November employment report includes expectations that non-farm payrolls will be realized as 546K and unemployment rate will decrease to 4.5%. In the report in October, we saw that the unemployment rate fell to 4.6%, the lowest level since the pandemic. Total non-farm payrolls, on the other hand, increased by 531K, well above the expectations. Net revisions to the previous two months were also positive, adding another 235K to employment growth in August and September. At the same time, of course, it will be necessary to pay attention to the wage data in the report. In terms of inflation indicators, it is one of the details that the Fed should address, and maximum employment should also be evaluated in terms of inflation.
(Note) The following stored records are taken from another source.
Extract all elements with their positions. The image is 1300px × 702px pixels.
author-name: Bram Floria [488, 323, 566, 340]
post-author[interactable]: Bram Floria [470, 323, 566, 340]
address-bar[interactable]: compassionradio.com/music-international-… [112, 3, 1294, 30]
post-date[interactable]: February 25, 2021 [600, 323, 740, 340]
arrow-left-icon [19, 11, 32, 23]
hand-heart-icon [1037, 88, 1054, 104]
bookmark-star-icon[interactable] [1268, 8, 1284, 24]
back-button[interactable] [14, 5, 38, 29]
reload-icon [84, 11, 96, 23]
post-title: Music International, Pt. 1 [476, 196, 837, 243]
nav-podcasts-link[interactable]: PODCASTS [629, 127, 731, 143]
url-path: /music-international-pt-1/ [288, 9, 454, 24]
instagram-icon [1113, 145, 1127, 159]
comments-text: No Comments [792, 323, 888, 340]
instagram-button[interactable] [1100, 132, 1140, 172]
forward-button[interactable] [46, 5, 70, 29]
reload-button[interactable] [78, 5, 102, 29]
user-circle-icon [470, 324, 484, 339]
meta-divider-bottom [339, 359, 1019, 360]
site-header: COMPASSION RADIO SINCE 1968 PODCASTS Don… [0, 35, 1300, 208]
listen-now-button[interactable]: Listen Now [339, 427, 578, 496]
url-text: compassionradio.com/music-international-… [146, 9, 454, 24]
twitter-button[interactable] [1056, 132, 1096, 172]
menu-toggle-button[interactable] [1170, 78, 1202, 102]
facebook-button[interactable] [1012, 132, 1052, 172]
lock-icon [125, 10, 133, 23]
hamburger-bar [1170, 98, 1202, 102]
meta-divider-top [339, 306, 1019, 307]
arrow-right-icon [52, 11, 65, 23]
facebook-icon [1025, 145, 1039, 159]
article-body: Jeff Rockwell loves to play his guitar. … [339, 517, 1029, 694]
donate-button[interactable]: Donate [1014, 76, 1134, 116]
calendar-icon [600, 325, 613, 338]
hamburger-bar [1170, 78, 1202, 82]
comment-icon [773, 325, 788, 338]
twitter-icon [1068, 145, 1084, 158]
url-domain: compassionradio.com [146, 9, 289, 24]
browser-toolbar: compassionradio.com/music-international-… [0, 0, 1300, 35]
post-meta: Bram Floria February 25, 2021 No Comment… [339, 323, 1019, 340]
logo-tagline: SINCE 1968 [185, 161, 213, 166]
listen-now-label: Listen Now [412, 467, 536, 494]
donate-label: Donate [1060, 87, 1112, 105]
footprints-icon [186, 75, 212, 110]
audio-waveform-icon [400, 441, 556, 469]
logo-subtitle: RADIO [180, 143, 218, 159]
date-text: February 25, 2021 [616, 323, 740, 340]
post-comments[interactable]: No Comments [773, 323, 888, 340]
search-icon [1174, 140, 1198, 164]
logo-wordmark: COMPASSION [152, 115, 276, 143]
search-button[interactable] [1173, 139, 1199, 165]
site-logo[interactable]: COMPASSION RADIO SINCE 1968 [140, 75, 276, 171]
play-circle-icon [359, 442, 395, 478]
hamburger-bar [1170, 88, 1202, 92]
Average hourly earnings were up 0.4% last month, pointing to an annual increase of 4.9%. This rate of increase will likely accelerate further this month.
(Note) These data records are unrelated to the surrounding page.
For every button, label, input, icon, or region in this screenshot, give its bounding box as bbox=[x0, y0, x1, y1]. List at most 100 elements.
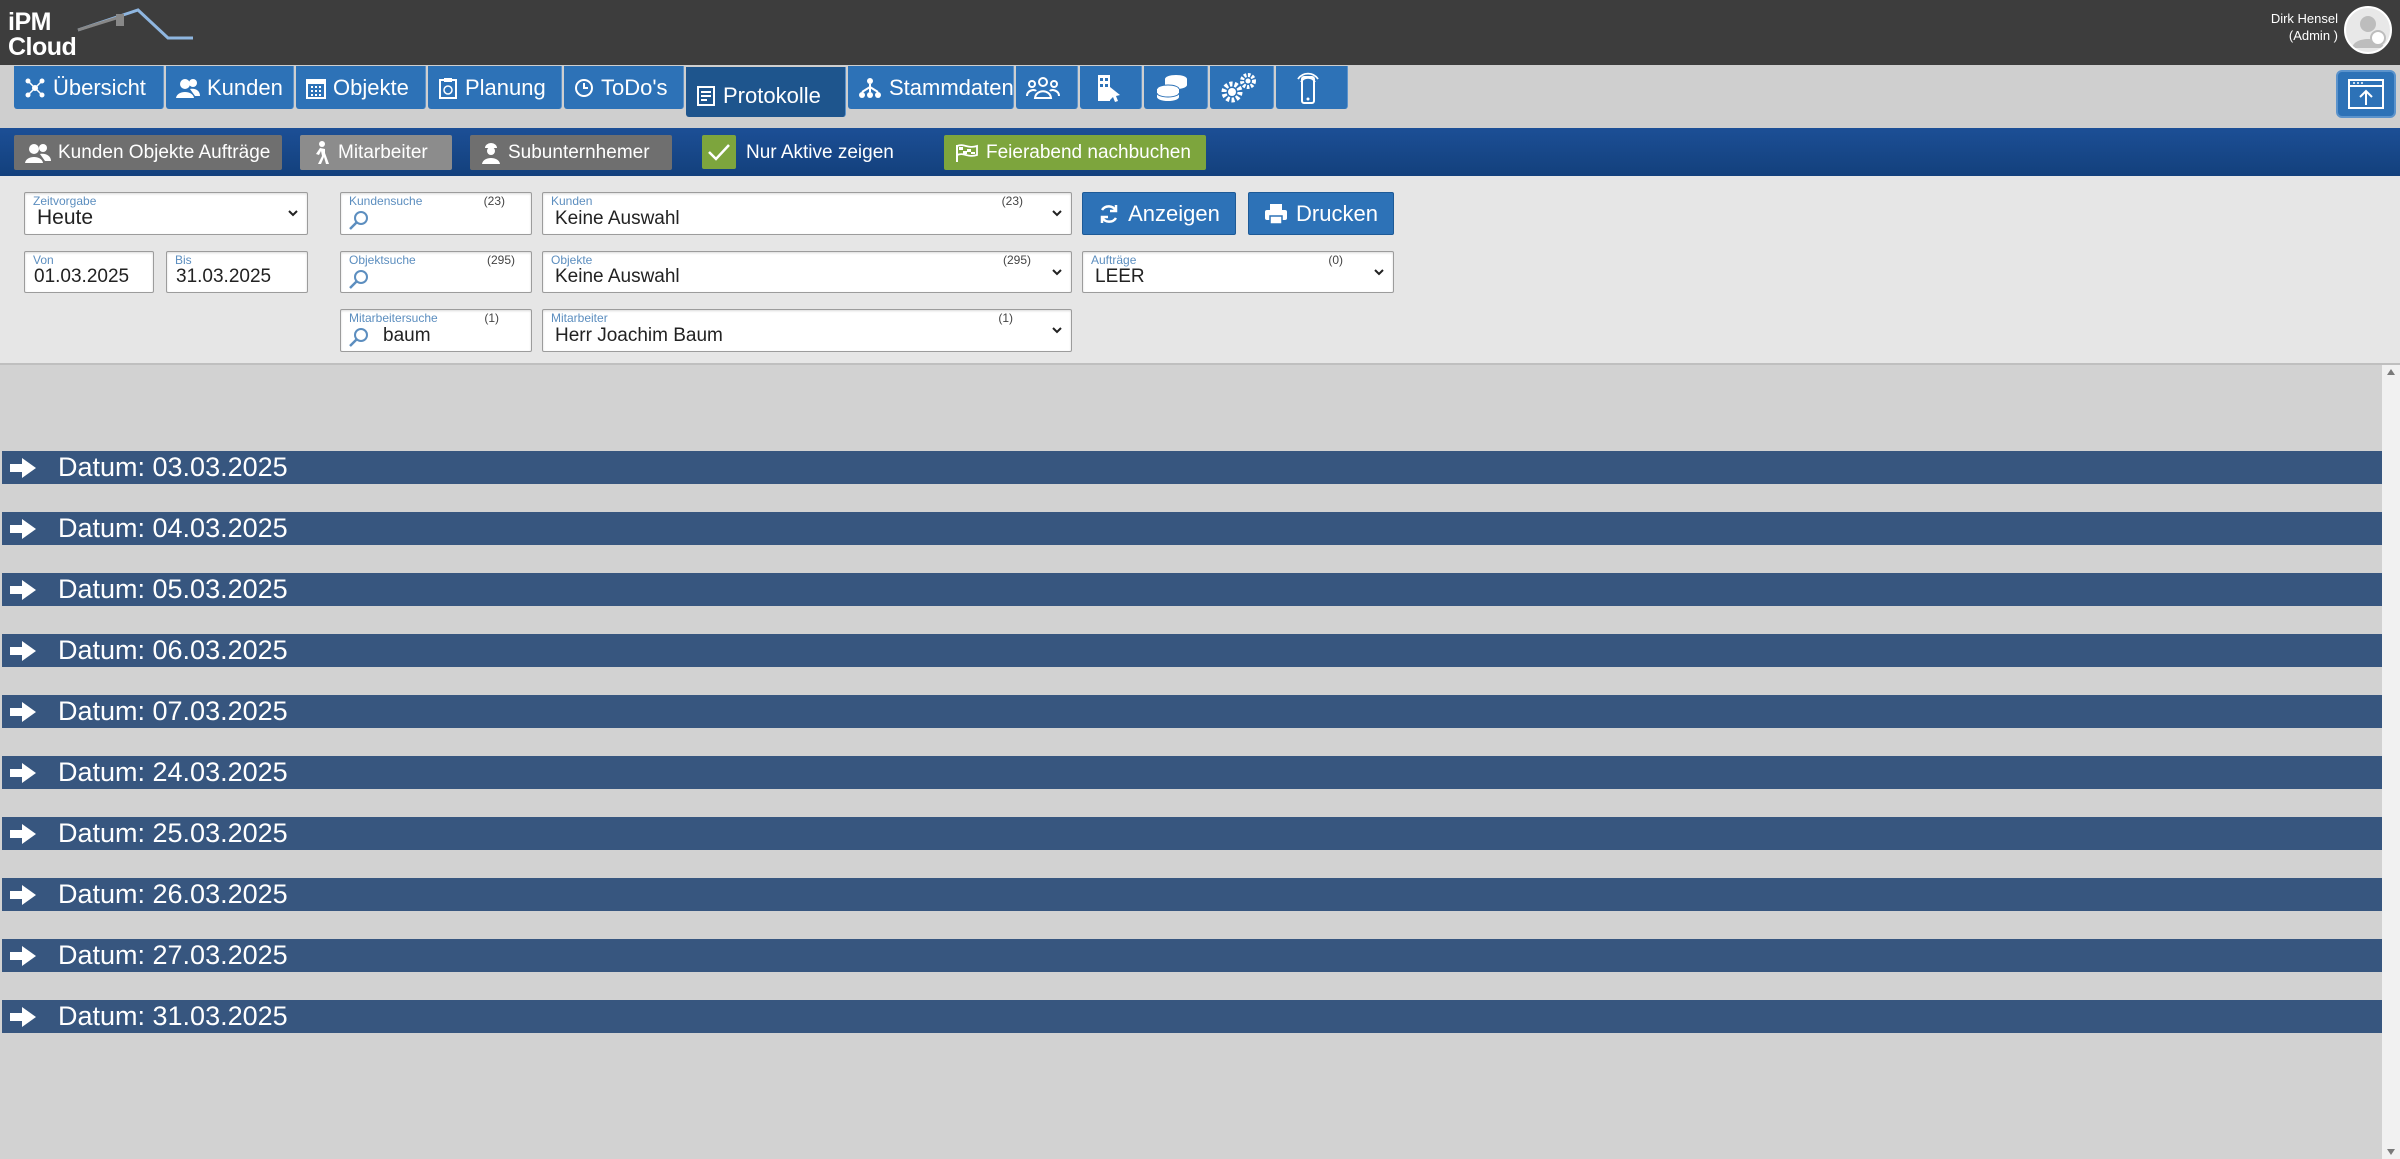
mobile-icon bbox=[1297, 72, 1319, 104]
tab-planung[interactable]: Planung bbox=[428, 66, 562, 109]
date-row[interactable]: Datum: 31.03.2025 bbox=[2, 1000, 2382, 1033]
tab-kunden[interactable]: Kunden bbox=[166, 66, 294, 109]
field-label: Kunden bbox=[551, 194, 593, 208]
button-label: Anzeigen bbox=[1128, 200, 1220, 226]
kunden-objekte-auftraege-button[interactable]: Kunden Objekte Aufträge bbox=[14, 135, 282, 170]
date-row[interactable]: Datum: 04.03.2025 bbox=[2, 512, 2382, 545]
tab-protokolle[interactable]: Protokolle bbox=[686, 67, 846, 117]
content-scrollbar[interactable] bbox=[2382, 365, 2400, 1159]
feierabend-nachbuchen-button[interactable]: Feierabend nachbuchen bbox=[944, 135, 1206, 170]
tab-label: Planung bbox=[465, 74, 546, 100]
user-role: (Admin ) bbox=[2288, 28, 2338, 43]
app-logo[interactable]: iPM Cloud bbox=[8, 6, 198, 64]
button-label: Subunternhemer bbox=[508, 141, 650, 163]
users-icon bbox=[25, 143, 51, 163]
chevron-down-icon bbox=[1052, 269, 1062, 276]
arrow-right-icon bbox=[10, 762, 36, 783]
zeitvorgabe-select[interactable]: Zeitvorgabe Heute bbox=[24, 192, 308, 235]
search-icon bbox=[349, 270, 368, 289]
nur-aktive-label[interactable]: Nur Aktive zeigen bbox=[746, 142, 894, 164]
mitarbeiter-select[interactable]: Mitarbeiter (1) Herr Joachim Baum bbox=[542, 309, 1072, 352]
button-label: Kunden Objekte Aufträge bbox=[58, 141, 271, 163]
user-avatar-icon bbox=[2352, 16, 2386, 48]
objektsuche-input[interactable]: Objektsuche (295) bbox=[340, 251, 532, 293]
tab-label: Protokolle bbox=[723, 83, 821, 108]
field-label: Kundensuche bbox=[349, 194, 423, 208]
arrow-right-icon bbox=[10, 945, 36, 966]
tab-label: Objekte bbox=[333, 74, 409, 100]
auftraege-select[interactable]: Aufträge (0) LEER bbox=[1082, 251, 1394, 293]
date-row[interactable]: Datum: 07.03.2025 bbox=[2, 695, 2382, 728]
date-row[interactable]: Datum: 05.03.2025 bbox=[2, 573, 2382, 606]
von-date-field[interactable]: Von 01.03.2025 bbox=[24, 251, 154, 293]
nur-aktive-checkbox[interactable] bbox=[702, 135, 736, 169]
arrow-right-icon bbox=[10, 823, 36, 844]
scroll-down-icon[interactable] bbox=[2387, 1149, 2395, 1155]
logo-line1: iPM bbox=[8, 8, 51, 36]
user-info[interactable]: Dirk Hensel (Admin ) bbox=[2271, 10, 2338, 44]
network-icon bbox=[25, 78, 45, 97]
hierarchy-icon bbox=[859, 77, 881, 98]
date-label: Datum: 04.03.2025 bbox=[58, 513, 288, 543]
tab-stammdaten[interactable]: Stammdaten bbox=[848, 66, 1014, 109]
checkered-flag-icon bbox=[956, 143, 978, 162]
window-export-button[interactable] bbox=[2336, 70, 2396, 118]
main-navigation: Übersicht Kunden Objekte Planung ToDo's … bbox=[0, 65, 2400, 130]
date-row[interactable]: Datum: 25.03.2025 bbox=[2, 817, 2382, 850]
user-name: Dirk Hensel bbox=[2270, 11, 2338, 26]
tab-group[interactable] bbox=[1016, 66, 1078, 109]
scroll-up-icon[interactable] bbox=[2387, 369, 2395, 375]
field-value: Keine Auswahl bbox=[555, 208, 680, 229]
subunternehmer-button[interactable]: Subunternhemer bbox=[470, 135, 672, 170]
field-count: (1) bbox=[998, 311, 1013, 325]
date-row[interactable]: Datum: 26.03.2025 bbox=[2, 878, 2382, 911]
tab-settings[interactable] bbox=[1210, 66, 1274, 109]
printer-icon bbox=[1265, 203, 1288, 225]
arrow-right-icon bbox=[10, 579, 36, 600]
chevron-down-icon bbox=[288, 210, 298, 217]
chevron-down-icon bbox=[1052, 210, 1062, 217]
tab-label: Stammdaten bbox=[889, 74, 1014, 100]
chevron-down-icon bbox=[1374, 269, 1384, 276]
mitarbeiter-button[interactable]: Mitarbeiter bbox=[300, 135, 452, 170]
field-value: Heute bbox=[37, 206, 94, 229]
bis-date-field[interactable]: Bis 31.03.2025 bbox=[166, 251, 308, 293]
date-row[interactable]: Datum: 03.03.2025 bbox=[2, 451, 2382, 484]
tab-objekte[interactable]: Objekte bbox=[296, 66, 426, 109]
field-count: (23) bbox=[1001, 194, 1023, 208]
field-value: Keine Auswahl bbox=[555, 266, 680, 287]
kunden-select[interactable]: Kunden (23) Keine Auswahl bbox=[542, 192, 1072, 235]
tab-uebersicht[interactable]: Übersicht bbox=[14, 66, 164, 109]
building-icon bbox=[306, 78, 326, 99]
search-icon bbox=[349, 211, 368, 230]
search-icon bbox=[349, 328, 368, 347]
chevron-down-icon bbox=[1052, 327, 1062, 334]
button-label: Feierabend nachbuchen bbox=[986, 141, 1191, 163]
tab-office[interactable] bbox=[1080, 66, 1142, 109]
gears-icon bbox=[1221, 72, 1256, 102]
document-icon bbox=[697, 86, 715, 106]
checkmark-icon bbox=[708, 144, 730, 161]
anzeigen-button[interactable]: Anzeigen bbox=[1082, 192, 1236, 235]
drucken-button[interactable]: Drucken bbox=[1248, 192, 1394, 235]
protocol-list: Datum: 03.03.2025 Datum: 04.03.2025 Datu… bbox=[0, 365, 2400, 1159]
arrow-right-icon bbox=[10, 518, 36, 539]
field-value: 01.03.2025 bbox=[34, 266, 130, 287]
field-label: Mitarbeiter bbox=[551, 311, 608, 325]
filter-panel: Zeitvorgabe Heute Von 01.03.2025 Bis 31.… bbox=[0, 176, 2400, 365]
mitarbeitersuche-input[interactable]: Mitarbeitersuche (1) baum bbox=[340, 309, 532, 352]
avatar[interactable] bbox=[2344, 6, 2392, 54]
date-row[interactable]: Datum: 27.03.2025 bbox=[2, 939, 2382, 972]
field-count: (295) bbox=[1002, 253, 1031, 267]
date-row[interactable]: Datum: 24.03.2025 bbox=[2, 756, 2382, 789]
office-icon bbox=[1098, 74, 1120, 102]
tab-label: ToDo's bbox=[601, 74, 668, 100]
field-value: LEER bbox=[1095, 266, 1145, 287]
tab-coins[interactable] bbox=[1144, 66, 1208, 109]
date-row[interactable]: Datum: 06.03.2025 bbox=[2, 634, 2382, 667]
date-label: Datum: 26.03.2025 bbox=[58, 879, 288, 909]
kundensuche-input[interactable]: Kundensuche (23) bbox=[340, 192, 532, 235]
objekte-select[interactable]: Objekte (295) Keine Auswahl bbox=[542, 251, 1072, 293]
tab-todos[interactable]: ToDo's bbox=[564, 66, 684, 109]
tab-mobile[interactable] bbox=[1276, 66, 1348, 109]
The stronger job growth lately is evidence that some headwinds are holding back job growth, namely the Delta variant of COVID and labor shortages starting to die out. Higher fees can help with this. Entry into the workforce appears to be taking place slowly. We expect workforce availability to remain a hiring constraint in the months ahead. More noticeable improvement will come when COVID risks are lower and childcare issues are better resolved. The increasing distance between financial support and inflation's crumbling in individuals' spending power will provide a financial imperative to return to work. These factors can help hiring continue at a strong pace and keep employment on track to recover towards the end of next year. In terms of the Fed's criteria, it is necessary to evaluate the contribution to growth and the effect of inflation together. How it will cause a movement in interest rates will depend on how much inflation will be associated with the event. The short-term side will appear more active both in inflation expectations and in the yield curve.
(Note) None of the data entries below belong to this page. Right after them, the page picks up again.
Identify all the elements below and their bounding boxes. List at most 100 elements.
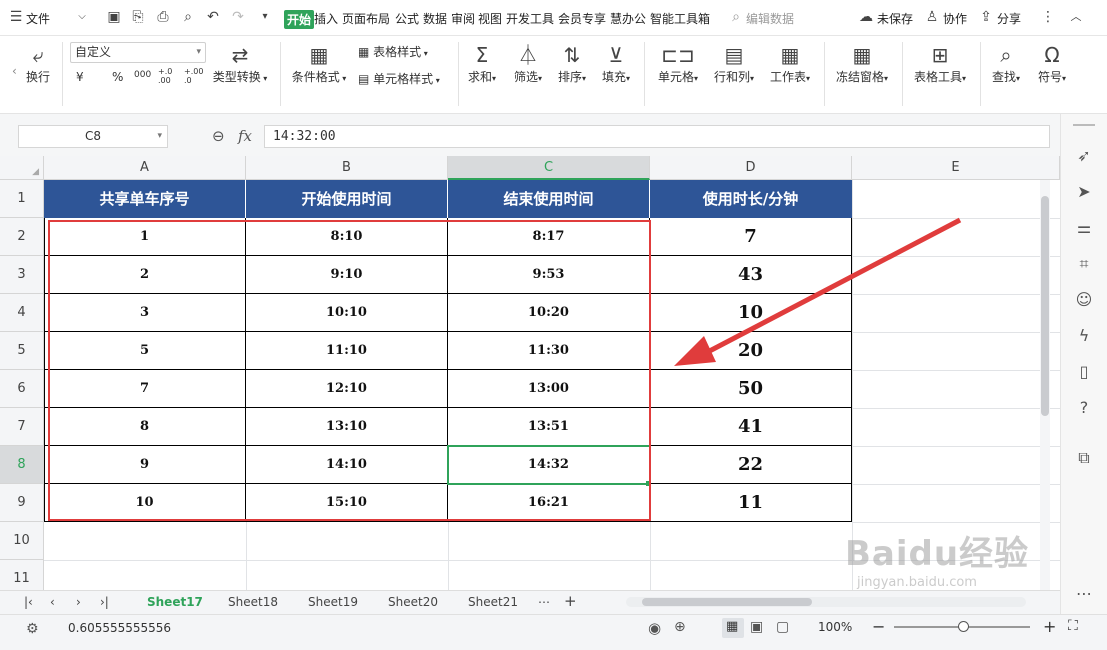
tab-view[interactable]: 视图 [478,10,502,27]
export-icon[interactable]: ⎘ [130,9,146,25]
row-header-10[interactable]: 10 [0,522,44,560]
unsaved-status[interactable]: 未保存 [877,10,913,27]
sheet-tab-sheet21[interactable]: Sheet21 [468,595,518,609]
rocket-icon[interactable]: ➶ [1074,146,1094,166]
tab-smart-toolbox[interactable]: 智能工具箱 [650,10,710,27]
tab-formula[interactable]: 公式 [395,10,419,27]
sheet-tab-sheet20[interactable]: Sheet20 [388,595,438,609]
tab-developer[interactable]: 开发工具 [506,10,554,27]
symbol-button[interactable]: Ω 符号▾ [1032,42,1072,85]
crop-icon[interactable]: ⌗ [1074,254,1094,274]
header-cell-bike-id[interactable]: 共享单车序号 [44,180,246,218]
table-tools-button[interactable]: ⊞ 表格工具▾ [908,42,972,85]
more-options-icon[interactable]: ⋯ [1074,584,1094,604]
zoom-slider[interactable] [894,621,1030,632]
row-header-5[interactable]: 5 [0,332,44,370]
crosshair-icon[interactable]: ⊕ [674,619,686,635]
zoom-slider-thumb[interactable] [958,621,969,632]
select-all-corner[interactable]: ◢ [0,156,44,180]
redo-icon[interactable]: ↷ [230,9,246,25]
fx-icon[interactable]: fx [238,127,252,145]
column-header-c[interactable]: C [448,156,650,180]
column-header-a[interactable]: A [44,156,246,180]
search-input[interactable]: 编辑数据 [746,10,794,27]
normal-view-button[interactable]: ▦ [722,618,744,638]
tab-review[interactable]: 审阅 [451,10,475,27]
print-preview-icon[interactable]: ⌕ [180,9,196,25]
file-menu[interactable]: 文件 [26,10,50,27]
page-break-view-icon[interactable]: ▢ [776,619,789,635]
first-sheet-icon[interactable]: |‹ [24,595,33,609]
cursor-icon[interactable]: ➤ [1074,182,1094,202]
sheet-tab-sheet18[interactable]: Sheet18 [228,595,278,609]
row-header-11[interactable]: 11 [0,560,44,590]
zoom-out-icon[interactable]: − [872,617,885,636]
search-icon[interactable]: ⌕ [728,9,744,25]
share-button[interactable]: 分享 [997,10,1021,27]
print-icon[interactable]: ⎙ [155,9,171,25]
row-header-2[interactable]: 2 [0,218,44,256]
row-header-1[interactable]: 1 [0,180,44,218]
sum-button[interactable]: Σ 求和▾ [464,42,500,85]
worksheet-button[interactable]: ▦ 工作表▾ [764,42,816,85]
help-icon[interactable]: ? [1074,398,1094,418]
increase-decimal-button[interactable]: +.0 .00 [158,67,180,85]
table-cell[interactable]: 41 [650,408,852,446]
table-cell[interactable]: 22 [650,446,852,484]
tab-huibangong[interactable]: 慧办公 [610,10,646,27]
row-header-9[interactable]: 9 [0,484,44,522]
tab-member[interactable]: 会员专享 [558,10,606,27]
percent-format-button[interactable]: % [112,70,123,84]
sheet-tab-sheet19[interactable]: Sheet19 [308,595,358,609]
table-cell[interactable]: 11 [650,484,852,522]
wrap-text-button[interactable]: ⤶ 换行 [20,42,56,85]
find-button[interactable]: ⌕ 查找▾ [986,42,1026,85]
decrease-decimal-button[interactable]: +.00 .0 [184,67,206,85]
scrollbar-thumb[interactable] [1041,196,1049,416]
table-style-button[interactable]: ▦ 表格样式 ▾ [358,43,428,60]
tab-home[interactable]: 开始 [284,10,315,29]
fill-button[interactable]: ⊻ 填充▾ [596,42,636,85]
robot-icon[interactable]: ☺ [1074,290,1094,310]
row-header-7[interactable]: 7 [0,408,44,446]
number-format-select[interactable]: 自定义 ▾ [70,42,206,63]
sheet-tab-sheet17[interactable]: Sheet17 [147,595,203,609]
hamburger-icon[interactable]: ☰ [8,9,24,25]
sliders-icon[interactable]: ⚌ [1074,218,1094,238]
sort-button[interactable]: ⇅ 排序▾ [552,42,592,85]
ribbon-scroll-left-icon[interactable]: ‹ [12,64,17,78]
collapse-ribbon-icon[interactable]: ︿ [1068,9,1084,25]
column-header-e[interactable]: E [852,156,1060,180]
header-cell-duration[interactable]: 使用时长/分钟 [650,180,852,218]
row-header-4[interactable]: 4 [0,294,44,332]
chevron-down-icon[interactable]: ⌵ [74,9,90,25]
collab-button[interactable]: 协作 [943,10,967,27]
zoom-level[interactable]: 100% [818,620,852,634]
conditional-format-button[interactable]: ▦ 条件格式 ▾ [288,42,350,85]
save-icon[interactable]: ▣ [106,9,122,25]
eye-protection-icon[interactable]: ◉ [648,619,661,637]
quick-access-dropdown-icon[interactable]: ▾ [257,9,273,25]
undo-icon[interactable]: ↶ [205,9,221,25]
tab-page-layout[interactable]: 页面布局 [342,10,390,27]
filter-button[interactable]: ⏃ 筛选▾ [508,42,548,85]
type-convert-button[interactable]: ⇄ 类型转换 ▾ [212,42,268,85]
cell-button[interactable]: ⊏⊐ 单元格▾ [652,42,704,85]
row-col-button[interactable]: ▤ 行和列▾ [708,42,760,85]
column-header-b[interactable]: B [246,156,448,180]
column-header-d[interactable]: D [650,156,852,180]
horizontal-scrollbar[interactable] [626,597,1026,607]
tab-data[interactable]: 数据 [423,10,447,27]
macro-icon[interactable]: ⚙ [26,621,39,637]
header-cell-end-time[interactable]: 结束使用时间 [448,180,650,218]
vertical-scrollbar[interactable] [1040,180,1050,590]
scrollbar-thumb[interactable] [642,598,812,606]
prev-sheet-icon[interactable]: ‹ [50,595,55,609]
tab-insert[interactable]: 插入 [314,10,338,27]
book-icon[interactable]: ▯ [1074,362,1094,382]
thousands-separator-button[interactable]: 000 [134,70,151,80]
row-header-6[interactable]: 6 [0,370,44,408]
row-header-3[interactable]: 3 [0,256,44,294]
last-sheet-icon[interactable]: ›| [100,595,109,609]
next-sheet-icon[interactable]: › [76,595,81,609]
Details from November's FOMC minutes pointed to mixed views on inflation, but hinted that it would be ready to raise rates "earlier than currently expected" if warranted by the data. That's why more focus has been placed on the week's upcoming employment report. The key area for us to watch is how far incoming US data could lead the Fed to a more aggressive contraction. The FOMC began slowing the pace of its securities purchases by $15 billion a month this month and is on track to finish purchases by June 2022. However, policymakers were less convinced that the increase in inflation was temporary; If inflation does not soften soon, monetary policy could be tightened more aggressively. An unprecedented increase in the costs of firms in November is pointed out. The employment report will therefore add valuable insight into the health of the labor market and in particular the repercussions of hyperinflation on wage growth – which has now reached a 31-year high of 6.2%.